Grist, a 20-year-old nonprofit online magazine that focuses on climate and environmental coverage, has taking full ownership of all the assets of what's left of Pacific Standard, an award-winning magazine that closed in 2019.
Why it matters: Pacific Standard shut down in 2019 after its main backer, an academic publishing house, withdrew its funding, showcasing the risk that comes with quality journalism being funded without a reliable business model.
It's also a timely investment.
- "One of the many reasons we were enthusiastic about taking on the Pacific Standard's archives and brand is its long history of reporting on social justice and race," says Grist CEO Brady Walkinshaw.
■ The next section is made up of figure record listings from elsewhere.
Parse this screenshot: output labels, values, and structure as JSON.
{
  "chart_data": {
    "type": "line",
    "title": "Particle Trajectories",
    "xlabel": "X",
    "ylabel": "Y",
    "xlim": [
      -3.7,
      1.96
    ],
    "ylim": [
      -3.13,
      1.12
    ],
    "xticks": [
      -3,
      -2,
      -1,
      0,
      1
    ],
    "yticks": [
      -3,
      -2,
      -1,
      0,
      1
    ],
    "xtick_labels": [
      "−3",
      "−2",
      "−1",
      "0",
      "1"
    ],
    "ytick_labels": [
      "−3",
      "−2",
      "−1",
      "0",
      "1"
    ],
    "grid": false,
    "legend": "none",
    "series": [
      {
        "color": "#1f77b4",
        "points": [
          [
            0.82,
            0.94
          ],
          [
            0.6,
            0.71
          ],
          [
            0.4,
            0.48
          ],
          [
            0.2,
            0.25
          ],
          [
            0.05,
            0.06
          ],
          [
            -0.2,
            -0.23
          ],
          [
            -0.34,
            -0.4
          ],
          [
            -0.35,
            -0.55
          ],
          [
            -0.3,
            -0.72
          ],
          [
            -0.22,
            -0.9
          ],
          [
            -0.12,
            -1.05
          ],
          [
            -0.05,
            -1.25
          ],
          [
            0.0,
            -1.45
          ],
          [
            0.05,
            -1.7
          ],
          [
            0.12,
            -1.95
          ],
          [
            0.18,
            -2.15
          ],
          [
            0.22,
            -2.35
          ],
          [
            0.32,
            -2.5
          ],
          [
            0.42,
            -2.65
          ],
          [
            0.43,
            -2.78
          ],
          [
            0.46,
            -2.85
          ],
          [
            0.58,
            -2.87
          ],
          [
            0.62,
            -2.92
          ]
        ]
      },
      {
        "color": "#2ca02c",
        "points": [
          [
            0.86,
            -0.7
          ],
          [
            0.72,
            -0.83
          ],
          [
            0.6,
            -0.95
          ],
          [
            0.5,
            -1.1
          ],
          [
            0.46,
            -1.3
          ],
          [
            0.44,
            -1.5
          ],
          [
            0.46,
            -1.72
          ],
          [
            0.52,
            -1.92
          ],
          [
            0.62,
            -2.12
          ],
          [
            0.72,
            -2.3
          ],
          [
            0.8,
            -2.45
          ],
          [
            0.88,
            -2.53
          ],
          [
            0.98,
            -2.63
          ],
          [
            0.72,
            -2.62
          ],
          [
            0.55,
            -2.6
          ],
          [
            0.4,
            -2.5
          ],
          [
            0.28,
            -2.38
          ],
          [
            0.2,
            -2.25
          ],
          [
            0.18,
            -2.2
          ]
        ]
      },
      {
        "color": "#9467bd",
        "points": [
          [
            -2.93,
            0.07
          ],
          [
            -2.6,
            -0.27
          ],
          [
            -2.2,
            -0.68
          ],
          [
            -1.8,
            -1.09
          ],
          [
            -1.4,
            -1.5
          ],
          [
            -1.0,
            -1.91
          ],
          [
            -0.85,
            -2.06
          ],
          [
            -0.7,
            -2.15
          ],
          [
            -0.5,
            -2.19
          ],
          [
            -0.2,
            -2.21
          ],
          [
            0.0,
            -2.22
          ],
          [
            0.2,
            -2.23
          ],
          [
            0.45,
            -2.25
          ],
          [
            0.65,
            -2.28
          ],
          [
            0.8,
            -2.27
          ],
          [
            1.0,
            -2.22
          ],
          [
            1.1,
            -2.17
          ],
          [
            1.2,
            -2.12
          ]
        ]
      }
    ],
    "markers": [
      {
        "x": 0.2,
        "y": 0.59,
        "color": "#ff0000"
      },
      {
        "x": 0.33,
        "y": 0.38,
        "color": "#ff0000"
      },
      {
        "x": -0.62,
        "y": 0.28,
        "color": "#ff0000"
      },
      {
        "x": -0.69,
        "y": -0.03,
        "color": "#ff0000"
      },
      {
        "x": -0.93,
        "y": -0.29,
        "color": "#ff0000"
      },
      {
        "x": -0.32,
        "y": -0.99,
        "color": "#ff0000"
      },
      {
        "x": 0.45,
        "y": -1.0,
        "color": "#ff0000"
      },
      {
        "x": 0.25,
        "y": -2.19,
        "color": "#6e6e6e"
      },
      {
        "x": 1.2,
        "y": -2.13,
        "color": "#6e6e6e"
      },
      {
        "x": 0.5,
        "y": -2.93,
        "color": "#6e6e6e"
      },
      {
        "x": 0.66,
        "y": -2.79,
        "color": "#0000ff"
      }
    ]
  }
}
Details: "There is no cash component as a part of the deal from Grist," says Walkinshaw. "We're not purchasing it. We agreed to take it on to keep 12 years of work in the public domain."
- Grist will be taking over 20,000+ stories from the Pacific Standard's archives, as well as all of its audio and video assets. The content still generates a small but notable monthly audience of 1 million readers per month, which still brings in a small amount of ad revenue as well ($2,000 - $3,000 monthly).
- It's looking at relaunching the brand, and it plans to reinvest that revenue to grow its freelance budget to support reporters doing work on social and environmental justice.
- Walkinshaw says Grist is committed to keeping the outlet public and free.
The big picture: Grist's takeover of Pacific Standard is a good example of how media companies of any size can help to support the great work of other outlets.
- Grist is small, but its readers are hyper-loyal and its subject matter expertise, environmental justice, is becoming more important every day.
- Over the years, it has broadened its scope to cover culture, politics and food systems — all related to climate change and environmentalism.
- The company makes about $6.5 - $7 million in revenue annually from a variety of sources, including philanthropy, grants, membership fees, advertising and branded content sponsorships. Membership fees, while a small portion of the overall pie, have doubled in the past year.